Frando (Franz Heinzmann)
frando at xcite-online.de
Sat Jun 30 00:17:22 UTC 2007
FYI, I just found this quite interesting post on Hiverminds Magazine via
PHPDeveloper.org [1] - so this is already drawing quite some attention
(which is a Good Thing, IMHO).
http://www.hiveminds.co.uk/node/3409
regards,
frando
[1] http://www.phpdeveloper.org/news/8146
Larry Garfield schrieb:
> This is a follow-up to the PHP 5 thread from a week or two ago. It looks like
> some momentum is building. Ken Rickard, Robert Douglas, and I have been
> talking with some of the Jooma folks, and have a working draft of the "core
> statement and justification". That is, what the goal is and why it is.
> Joomla's development team is discussing the matter and is leaning yes. Based
> on the earlier thread here I am hoping that there isn't much objection to
> Drupal participating in the "Go PHP5" effort. :-) So far Joomla is leaning
> yes, CakePHP is interested, and I had a positive first response from Typo3.
> Robert Douglas has volunteered himself to setup a web site for it.
>
> I'm not sure how Dries wants to handle the question of Drupal's participation
> (by vote, by consensus, or by fiat). Dries?
>
> Anyway, here's the working statement. Consider this an official
> recommendation that Drupal commit to participating in this effort.
>
> ------------------------------------
> PHP 4 has served the web developer community for seven years now, and served
> it well. However, it also shows its age. Most of PHP 4's shortcomings have
> been addressed by PHP 5, released three years ago, but the transition from
> PHP 4 to PHP 5 has been slow for a number of reasons.
>
> PHP developers cannot leverage PHP 5's full potential without dropping support
> for PHP 4, but PHP 4 is still installed on a majority of shared web hosts and
> users would then be forced to switch to a different application. Web hosts
> cannot upgrade their servers to PHP 5 without making it impossible for their
> users to run PHP 4-targeted web apps, and have no incentive to go to the
> effort of testing and deploying PHP 5 while most web apps are still
> compatible with PHP 4 and the PHP development team still provides maintenance
> support for PHP 4. The PHP development team, of course, can't drop
> maintenance support for PHP 4 while most web hosts still run PHP 4.
>
> It is a dangerous cycle, and one that needs to be broken. The open source PHP
> developer community has decided that it is indeed now time to move forward,
> together. Therefore, the listed open source PHP projects have all agreed
> that effective 5 February 2008, any new feature release will have a minimum
> required PHP version no older than PHP 5.2.0. It is our believe that this
> will allow web hosts a reason to upgrade and the PHP development team the
> ability to retire PHP 4 and focus efforts on PHP 5 and the forthcoming PHP 6,
> all without penalizing any existing project for being "first out of the
> gate".
> ------------------------------------
>
> Notes:
> - I chose the date because I figure that will be 7-8 months after we
> officially announce this thing, which I believe should be sufficient time for
> web hosts. It also comes out to 5/2/2008 (using European convention), and I
> just like inside references like that. :-)

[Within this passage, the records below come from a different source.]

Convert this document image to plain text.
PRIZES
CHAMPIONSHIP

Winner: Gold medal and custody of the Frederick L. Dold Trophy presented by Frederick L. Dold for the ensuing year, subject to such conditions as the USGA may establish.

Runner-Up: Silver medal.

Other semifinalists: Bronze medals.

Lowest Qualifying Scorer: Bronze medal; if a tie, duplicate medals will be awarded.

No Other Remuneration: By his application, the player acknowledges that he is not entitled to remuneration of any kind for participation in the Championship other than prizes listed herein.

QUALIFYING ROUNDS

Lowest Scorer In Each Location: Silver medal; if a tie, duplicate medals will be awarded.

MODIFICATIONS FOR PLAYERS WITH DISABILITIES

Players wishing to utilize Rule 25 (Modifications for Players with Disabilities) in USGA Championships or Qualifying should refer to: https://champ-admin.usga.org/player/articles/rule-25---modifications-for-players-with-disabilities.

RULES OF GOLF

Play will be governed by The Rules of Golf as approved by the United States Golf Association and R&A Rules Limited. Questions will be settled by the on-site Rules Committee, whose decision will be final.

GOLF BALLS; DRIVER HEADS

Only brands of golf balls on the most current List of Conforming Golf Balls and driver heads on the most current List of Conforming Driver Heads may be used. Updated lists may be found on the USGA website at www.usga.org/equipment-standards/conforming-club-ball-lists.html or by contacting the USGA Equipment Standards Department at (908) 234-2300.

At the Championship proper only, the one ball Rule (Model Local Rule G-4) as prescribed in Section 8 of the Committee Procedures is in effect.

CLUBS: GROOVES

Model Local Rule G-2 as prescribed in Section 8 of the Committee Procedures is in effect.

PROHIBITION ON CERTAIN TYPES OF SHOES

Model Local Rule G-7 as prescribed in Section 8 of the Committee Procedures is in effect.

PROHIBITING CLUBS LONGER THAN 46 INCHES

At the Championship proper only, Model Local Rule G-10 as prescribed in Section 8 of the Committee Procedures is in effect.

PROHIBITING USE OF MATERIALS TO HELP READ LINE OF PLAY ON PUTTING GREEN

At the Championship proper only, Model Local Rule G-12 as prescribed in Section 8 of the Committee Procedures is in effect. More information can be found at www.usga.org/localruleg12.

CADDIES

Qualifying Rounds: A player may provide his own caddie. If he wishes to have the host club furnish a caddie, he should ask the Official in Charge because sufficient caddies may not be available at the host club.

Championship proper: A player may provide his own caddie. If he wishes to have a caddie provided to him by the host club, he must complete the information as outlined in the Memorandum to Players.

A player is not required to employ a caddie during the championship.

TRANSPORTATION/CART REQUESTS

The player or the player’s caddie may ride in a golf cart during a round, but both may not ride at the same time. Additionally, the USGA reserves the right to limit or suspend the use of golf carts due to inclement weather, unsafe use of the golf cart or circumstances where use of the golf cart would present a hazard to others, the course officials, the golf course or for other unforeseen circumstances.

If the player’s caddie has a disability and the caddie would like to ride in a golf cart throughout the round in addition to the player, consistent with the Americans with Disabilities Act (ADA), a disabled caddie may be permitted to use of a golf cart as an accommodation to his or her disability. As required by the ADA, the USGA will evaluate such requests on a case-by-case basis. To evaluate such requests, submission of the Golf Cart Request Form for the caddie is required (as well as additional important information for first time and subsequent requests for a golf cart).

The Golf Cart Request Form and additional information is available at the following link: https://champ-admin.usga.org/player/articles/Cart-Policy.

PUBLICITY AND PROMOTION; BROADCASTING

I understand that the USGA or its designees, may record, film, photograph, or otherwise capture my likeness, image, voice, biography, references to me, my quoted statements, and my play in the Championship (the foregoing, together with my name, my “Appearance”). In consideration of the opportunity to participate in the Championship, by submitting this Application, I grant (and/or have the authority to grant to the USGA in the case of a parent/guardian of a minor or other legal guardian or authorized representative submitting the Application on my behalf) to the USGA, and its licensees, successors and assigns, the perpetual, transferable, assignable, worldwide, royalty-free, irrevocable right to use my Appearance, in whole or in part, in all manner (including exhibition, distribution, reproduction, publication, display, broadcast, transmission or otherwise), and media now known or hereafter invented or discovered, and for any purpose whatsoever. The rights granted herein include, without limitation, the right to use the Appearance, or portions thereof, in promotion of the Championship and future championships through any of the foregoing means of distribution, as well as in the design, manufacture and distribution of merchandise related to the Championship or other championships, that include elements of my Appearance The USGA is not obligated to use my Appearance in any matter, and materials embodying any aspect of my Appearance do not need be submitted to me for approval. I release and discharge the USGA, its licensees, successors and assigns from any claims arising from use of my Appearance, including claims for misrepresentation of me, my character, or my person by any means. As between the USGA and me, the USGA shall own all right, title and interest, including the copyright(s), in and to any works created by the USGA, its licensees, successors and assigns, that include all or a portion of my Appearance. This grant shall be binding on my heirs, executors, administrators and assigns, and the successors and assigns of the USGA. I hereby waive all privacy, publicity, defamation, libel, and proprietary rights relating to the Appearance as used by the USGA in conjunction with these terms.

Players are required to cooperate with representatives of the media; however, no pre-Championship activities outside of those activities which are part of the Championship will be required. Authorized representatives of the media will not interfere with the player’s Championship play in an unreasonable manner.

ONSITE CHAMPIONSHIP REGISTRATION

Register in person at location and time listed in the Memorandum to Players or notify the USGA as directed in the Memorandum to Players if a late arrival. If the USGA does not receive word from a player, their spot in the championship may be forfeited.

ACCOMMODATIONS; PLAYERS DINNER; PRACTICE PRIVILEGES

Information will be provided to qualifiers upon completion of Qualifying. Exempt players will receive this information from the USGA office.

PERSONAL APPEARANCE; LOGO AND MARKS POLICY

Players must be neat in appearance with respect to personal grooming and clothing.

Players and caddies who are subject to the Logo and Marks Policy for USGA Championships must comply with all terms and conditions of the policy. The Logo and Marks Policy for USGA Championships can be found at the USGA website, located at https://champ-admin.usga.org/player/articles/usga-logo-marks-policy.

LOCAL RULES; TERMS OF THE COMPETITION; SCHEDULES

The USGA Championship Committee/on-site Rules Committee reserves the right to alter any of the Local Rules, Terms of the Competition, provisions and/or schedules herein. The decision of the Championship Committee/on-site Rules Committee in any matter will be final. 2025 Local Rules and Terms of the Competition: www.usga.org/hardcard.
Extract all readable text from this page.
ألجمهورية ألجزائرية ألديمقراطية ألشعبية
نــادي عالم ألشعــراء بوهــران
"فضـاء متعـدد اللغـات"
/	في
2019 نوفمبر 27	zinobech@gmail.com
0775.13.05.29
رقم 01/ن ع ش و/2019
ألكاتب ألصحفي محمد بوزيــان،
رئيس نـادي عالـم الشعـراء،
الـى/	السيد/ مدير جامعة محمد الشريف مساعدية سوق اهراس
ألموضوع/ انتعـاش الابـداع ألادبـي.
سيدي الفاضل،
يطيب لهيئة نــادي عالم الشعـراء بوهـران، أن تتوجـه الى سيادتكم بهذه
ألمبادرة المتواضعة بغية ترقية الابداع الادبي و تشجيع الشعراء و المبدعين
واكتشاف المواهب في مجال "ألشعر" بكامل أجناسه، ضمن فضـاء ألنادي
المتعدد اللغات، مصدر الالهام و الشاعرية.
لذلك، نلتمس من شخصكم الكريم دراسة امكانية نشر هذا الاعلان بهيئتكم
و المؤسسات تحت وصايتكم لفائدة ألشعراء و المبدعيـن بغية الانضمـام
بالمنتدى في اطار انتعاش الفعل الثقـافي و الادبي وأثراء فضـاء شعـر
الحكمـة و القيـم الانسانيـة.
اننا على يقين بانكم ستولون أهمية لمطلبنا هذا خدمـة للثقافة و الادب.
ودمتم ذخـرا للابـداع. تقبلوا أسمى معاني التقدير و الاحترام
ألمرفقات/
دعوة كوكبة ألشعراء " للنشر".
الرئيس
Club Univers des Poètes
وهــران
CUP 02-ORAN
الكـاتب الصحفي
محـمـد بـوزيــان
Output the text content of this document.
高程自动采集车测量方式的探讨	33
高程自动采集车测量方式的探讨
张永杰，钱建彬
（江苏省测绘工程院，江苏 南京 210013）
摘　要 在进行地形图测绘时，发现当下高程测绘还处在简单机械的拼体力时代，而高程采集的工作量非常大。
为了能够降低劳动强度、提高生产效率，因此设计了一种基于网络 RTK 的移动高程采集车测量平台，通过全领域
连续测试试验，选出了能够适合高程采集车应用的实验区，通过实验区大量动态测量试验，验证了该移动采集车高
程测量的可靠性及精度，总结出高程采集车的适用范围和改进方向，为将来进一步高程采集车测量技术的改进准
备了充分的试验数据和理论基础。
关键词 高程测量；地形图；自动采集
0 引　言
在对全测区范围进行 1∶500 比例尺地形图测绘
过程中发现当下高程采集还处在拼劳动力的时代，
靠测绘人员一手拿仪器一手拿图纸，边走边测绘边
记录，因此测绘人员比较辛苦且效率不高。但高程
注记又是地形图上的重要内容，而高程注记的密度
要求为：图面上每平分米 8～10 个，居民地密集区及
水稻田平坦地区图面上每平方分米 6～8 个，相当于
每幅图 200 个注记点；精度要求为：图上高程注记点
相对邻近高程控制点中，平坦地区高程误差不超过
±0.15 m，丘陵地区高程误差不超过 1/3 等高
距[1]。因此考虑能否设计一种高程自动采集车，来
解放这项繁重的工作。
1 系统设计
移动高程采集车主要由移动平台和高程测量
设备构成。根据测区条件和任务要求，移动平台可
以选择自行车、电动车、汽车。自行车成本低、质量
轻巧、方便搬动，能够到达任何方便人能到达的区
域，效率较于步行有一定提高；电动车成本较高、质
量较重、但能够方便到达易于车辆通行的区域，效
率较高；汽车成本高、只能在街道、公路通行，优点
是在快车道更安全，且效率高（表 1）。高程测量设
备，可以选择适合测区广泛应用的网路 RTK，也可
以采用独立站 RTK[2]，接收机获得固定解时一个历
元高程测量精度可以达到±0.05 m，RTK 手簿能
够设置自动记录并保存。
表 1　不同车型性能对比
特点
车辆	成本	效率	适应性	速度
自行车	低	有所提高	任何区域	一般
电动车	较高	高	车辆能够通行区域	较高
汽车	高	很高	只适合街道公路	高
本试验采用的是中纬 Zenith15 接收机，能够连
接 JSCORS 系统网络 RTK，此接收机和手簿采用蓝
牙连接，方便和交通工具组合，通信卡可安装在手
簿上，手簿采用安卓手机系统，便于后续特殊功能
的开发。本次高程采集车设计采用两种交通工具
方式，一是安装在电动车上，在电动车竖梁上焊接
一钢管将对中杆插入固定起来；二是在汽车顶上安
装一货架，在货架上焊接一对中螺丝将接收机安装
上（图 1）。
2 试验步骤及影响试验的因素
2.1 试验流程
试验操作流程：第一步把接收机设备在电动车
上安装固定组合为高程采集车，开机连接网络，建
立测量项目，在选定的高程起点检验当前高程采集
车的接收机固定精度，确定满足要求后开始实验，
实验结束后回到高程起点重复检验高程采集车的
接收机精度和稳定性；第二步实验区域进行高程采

> - This does not preclude any project from moving before the deadline date, or
> from supporting older versions for however long they wish to. That's up to
> each project.
> - PHP 5.2 is already the most widely installed version of PHP 5, based on the
> latest published stats. I know at least two web hosts I work with that
> either have jumped or are in the process of jumping from PHP 4 straight to
> PHP 5.2. By the target date it will have been out for nearly a year and a
> half. It also adds a number of new and useful core features (filter_input,
> json, a stable PDO, etc.). It's a good version to target.
>
> Thoughts? Comments? Support? Rotten tomatoes?